Speaker: Cenk Sahinalp

Date/Time: 24 Jun  2015, 15:15 - 15:50

Place: FENS 2019

Indiana University Bloomington & Simon Fraser University & Vancouver Prostate Centre A key challenge in cancer genomics is the identification and prioritization of genomic aberrations that potentially act as drivers of cancer. Recent work by our lab and others have produced computational methods to identify aberrant genes that can collectively influence possibly distant genes with differential expression. In particular we have developed Hit’nDrive, a combinatorial optimization method based on a ``random-walk facility location’’ (RWFL) formulation. Hit’nDrive uses "multi-hitting time", the expected minimum number of hops in a random walk originating from any aberrant gene to reach differentially expressed genes, to measure the aberrant gene’s "influence". With Hit’nDrive we can identify driver aberrations, i.e. those whose collective influence over differentially expressed genes in a set of cancer patients is as high as possible.

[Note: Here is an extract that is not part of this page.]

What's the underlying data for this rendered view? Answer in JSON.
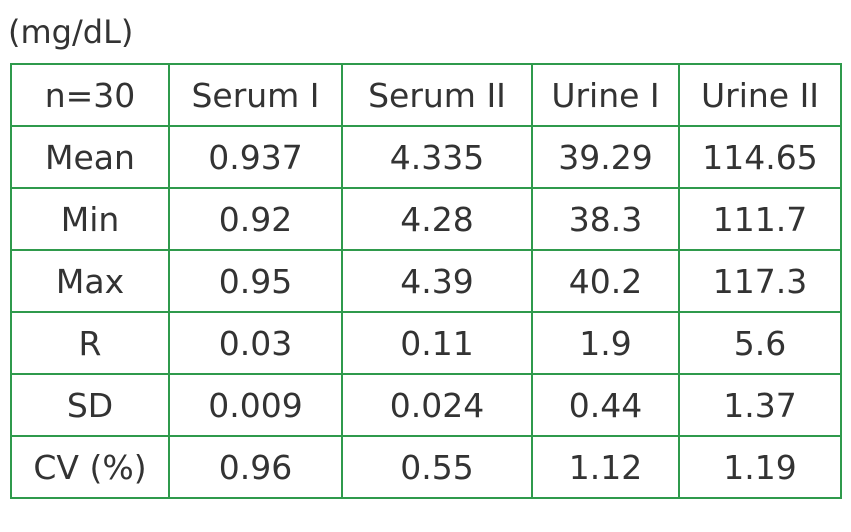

Given only the expression profiles of network modules seeded by these potential drivers, we show how to subtype tumor samples accurately. In the second part of the talk we will focus on how intra-tumor heterogeneity influences current practices in cancer subtyping. While recent research suggests that tumor heterogeneity has clinical implications, in silico determination of the clonal subpopulations remains a challenge. We address this problem through a novel combinatorial method, named CITUP, that infers clonal populations and their frequencies while satisfying phylogenetic constraints and is able to exploit data from multiple samples. On deep sequencing data from cancer studies CITUP predicts subclonal frequencies and the underlying phylogeny with high accuracy.